One way to investigate
transsaccadic feature prediction is to systematically alter feature values during saccadic eye movements and to test accompanying changes in peripheral perception. This strategy has recently been successfully applied to modify the peripheral perception of different visual features like spatial frequency (Herwig & Schneider,
2014), size (Bosco, Lappe, & Fattori,
2015; Valsecchi & Gegenfurtner,
2016), and shape (Herwig, Weiß, & Schneider,
2015; Köller, Poth, & Herwig,
2018; Paeye, Collins, Cavanagh, & Herwig,
2018). For example, in the study of Herwig and Schneider (
2014) participants first underwent a 30-min acquisition phase where, unnoticed by participants, one object systematically changed its spatial frequency during the saccade (
swapped object), whereas the spatial frequency of a second object remained unchanged (
normal object).

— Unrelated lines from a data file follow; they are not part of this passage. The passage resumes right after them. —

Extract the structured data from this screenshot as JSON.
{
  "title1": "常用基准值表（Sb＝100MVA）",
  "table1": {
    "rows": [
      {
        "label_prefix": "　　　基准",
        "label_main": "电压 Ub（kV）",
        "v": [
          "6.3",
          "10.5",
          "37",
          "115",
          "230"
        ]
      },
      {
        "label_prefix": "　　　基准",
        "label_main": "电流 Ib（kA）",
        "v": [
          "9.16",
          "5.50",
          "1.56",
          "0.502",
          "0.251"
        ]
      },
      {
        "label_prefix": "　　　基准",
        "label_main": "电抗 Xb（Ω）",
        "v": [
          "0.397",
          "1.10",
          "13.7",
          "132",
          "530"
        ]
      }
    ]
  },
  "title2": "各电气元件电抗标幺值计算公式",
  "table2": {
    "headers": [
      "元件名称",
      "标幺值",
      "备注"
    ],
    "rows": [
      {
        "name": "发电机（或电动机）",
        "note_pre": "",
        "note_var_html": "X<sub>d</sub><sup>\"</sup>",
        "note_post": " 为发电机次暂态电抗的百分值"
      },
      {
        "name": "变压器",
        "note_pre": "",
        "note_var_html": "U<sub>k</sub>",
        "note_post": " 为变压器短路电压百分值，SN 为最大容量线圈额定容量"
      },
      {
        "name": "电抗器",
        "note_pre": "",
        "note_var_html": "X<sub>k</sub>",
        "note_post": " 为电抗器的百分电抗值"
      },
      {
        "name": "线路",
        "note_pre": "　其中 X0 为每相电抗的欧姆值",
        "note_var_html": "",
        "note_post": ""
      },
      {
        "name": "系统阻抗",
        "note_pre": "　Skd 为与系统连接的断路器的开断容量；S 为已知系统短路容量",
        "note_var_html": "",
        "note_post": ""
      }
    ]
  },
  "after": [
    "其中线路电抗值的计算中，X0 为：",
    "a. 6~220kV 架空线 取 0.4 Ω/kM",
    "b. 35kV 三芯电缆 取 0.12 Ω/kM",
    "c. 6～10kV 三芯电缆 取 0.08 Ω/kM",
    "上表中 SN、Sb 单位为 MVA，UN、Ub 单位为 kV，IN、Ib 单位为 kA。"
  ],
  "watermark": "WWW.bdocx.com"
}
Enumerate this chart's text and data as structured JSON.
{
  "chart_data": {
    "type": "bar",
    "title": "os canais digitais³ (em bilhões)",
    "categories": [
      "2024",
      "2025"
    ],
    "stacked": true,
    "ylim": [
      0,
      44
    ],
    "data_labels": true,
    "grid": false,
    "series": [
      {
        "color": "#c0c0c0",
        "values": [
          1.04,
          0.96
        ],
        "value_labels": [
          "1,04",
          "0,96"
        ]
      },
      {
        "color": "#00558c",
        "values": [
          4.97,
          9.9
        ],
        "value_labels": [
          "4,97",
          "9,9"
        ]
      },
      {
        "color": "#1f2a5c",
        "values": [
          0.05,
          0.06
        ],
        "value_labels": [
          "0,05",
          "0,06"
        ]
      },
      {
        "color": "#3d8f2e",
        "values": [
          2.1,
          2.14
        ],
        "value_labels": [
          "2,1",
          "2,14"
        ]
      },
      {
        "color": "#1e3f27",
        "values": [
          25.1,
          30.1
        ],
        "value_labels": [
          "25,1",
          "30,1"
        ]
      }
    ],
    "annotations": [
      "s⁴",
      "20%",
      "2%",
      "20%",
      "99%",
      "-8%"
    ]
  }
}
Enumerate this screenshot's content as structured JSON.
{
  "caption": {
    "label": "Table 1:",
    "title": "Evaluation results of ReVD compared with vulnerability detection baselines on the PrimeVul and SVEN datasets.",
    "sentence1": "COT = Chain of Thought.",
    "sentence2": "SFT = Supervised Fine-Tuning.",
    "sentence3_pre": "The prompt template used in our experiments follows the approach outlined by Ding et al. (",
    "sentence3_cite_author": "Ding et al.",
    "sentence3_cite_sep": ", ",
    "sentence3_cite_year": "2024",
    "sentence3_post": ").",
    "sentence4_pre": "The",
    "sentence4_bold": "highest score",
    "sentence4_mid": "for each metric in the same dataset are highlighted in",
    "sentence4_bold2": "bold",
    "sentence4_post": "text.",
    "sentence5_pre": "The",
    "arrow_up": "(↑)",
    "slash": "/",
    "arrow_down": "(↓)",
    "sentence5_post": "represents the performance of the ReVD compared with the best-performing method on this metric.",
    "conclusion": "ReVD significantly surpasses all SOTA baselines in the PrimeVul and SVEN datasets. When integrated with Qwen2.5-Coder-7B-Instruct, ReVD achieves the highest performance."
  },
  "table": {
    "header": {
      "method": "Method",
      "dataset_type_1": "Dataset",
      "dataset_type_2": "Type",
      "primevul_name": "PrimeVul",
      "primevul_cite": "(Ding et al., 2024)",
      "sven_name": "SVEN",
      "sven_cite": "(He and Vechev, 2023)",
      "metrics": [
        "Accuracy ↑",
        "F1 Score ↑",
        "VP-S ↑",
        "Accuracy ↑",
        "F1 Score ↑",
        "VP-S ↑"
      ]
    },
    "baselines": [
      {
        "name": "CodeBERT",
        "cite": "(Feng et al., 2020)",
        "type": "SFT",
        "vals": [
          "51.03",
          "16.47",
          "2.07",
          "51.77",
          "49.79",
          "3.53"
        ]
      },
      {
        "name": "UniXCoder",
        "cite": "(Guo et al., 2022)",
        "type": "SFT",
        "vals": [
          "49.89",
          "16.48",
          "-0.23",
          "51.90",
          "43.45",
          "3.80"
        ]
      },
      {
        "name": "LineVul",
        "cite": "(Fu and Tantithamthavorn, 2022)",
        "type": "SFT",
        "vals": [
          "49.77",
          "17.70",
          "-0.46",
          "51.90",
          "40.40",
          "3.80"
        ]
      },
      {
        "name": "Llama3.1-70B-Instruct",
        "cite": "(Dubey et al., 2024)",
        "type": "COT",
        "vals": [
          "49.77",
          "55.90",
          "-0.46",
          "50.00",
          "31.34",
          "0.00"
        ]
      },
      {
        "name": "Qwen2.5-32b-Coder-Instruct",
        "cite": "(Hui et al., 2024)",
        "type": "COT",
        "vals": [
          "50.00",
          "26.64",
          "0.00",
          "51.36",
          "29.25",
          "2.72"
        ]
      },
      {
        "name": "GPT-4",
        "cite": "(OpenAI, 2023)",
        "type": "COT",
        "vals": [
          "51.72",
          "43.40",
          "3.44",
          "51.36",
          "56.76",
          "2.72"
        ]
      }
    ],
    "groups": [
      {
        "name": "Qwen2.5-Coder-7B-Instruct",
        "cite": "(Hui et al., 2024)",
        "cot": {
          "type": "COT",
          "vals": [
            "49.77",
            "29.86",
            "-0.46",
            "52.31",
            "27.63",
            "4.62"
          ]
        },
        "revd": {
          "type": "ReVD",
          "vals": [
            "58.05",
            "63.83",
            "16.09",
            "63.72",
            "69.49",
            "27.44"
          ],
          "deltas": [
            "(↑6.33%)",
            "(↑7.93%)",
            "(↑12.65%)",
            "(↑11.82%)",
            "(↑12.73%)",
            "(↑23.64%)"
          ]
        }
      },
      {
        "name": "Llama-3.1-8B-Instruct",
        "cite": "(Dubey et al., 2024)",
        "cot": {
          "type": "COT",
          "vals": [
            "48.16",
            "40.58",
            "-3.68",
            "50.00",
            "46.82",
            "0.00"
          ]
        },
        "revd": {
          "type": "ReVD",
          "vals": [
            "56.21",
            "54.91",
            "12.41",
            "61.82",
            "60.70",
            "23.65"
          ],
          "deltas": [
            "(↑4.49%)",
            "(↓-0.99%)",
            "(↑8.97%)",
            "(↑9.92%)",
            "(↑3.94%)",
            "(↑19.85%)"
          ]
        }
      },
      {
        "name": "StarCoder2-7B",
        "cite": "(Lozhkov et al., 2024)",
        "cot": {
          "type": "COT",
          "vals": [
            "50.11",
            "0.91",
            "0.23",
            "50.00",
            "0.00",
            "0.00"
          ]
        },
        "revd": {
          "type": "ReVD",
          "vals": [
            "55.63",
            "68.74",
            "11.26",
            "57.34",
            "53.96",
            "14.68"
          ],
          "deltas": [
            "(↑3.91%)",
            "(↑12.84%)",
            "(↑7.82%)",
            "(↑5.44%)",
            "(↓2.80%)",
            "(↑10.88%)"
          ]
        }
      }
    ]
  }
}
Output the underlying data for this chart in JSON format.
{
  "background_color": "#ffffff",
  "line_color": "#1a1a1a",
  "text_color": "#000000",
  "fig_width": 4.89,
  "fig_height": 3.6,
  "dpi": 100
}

The goal of this first phase was to establish unfamiliar (swapped object) and familiar (normal object) transsaccadic associations of peripheral and foveal object information. In the following test phase, the frequency of peripheral saccade targets was perceived as higher—in comparison to the normal baseline object—for objects that previously changed from low in the periphery to high in the fovea. Similarly, the frequency of peripheral targets was perceived as lower for objects that previously changed their spatial frequency from high to low. Thus, peripheral perception was biased in the direction of the previously acquired foveal input. Consequently, the presaccadic perception of peripheral saccade targets is not purely based on the actual peripheral object information but also on the predicted postsaccadic foveal input (Herwig,
2015). A recent study showed that the integration of these two information sources is modulated by object discrepancies during learning (Köller et al.,
2018). More specifically, the relative contribution of prediction decreased for large feature changes but did not reach zero, showing that even for profound discrepancies in the shape of an object (i.e., square to circle or vice versa) the prediction was not ignored completely. Remarkably, these bias effects were not affected by reported change detection, as no differences in judgment shifts between participants reporting the change in the postsession debriefing (detectors) and participants not reporting the changes (nondetectors) were found (Köller et al.,
2018).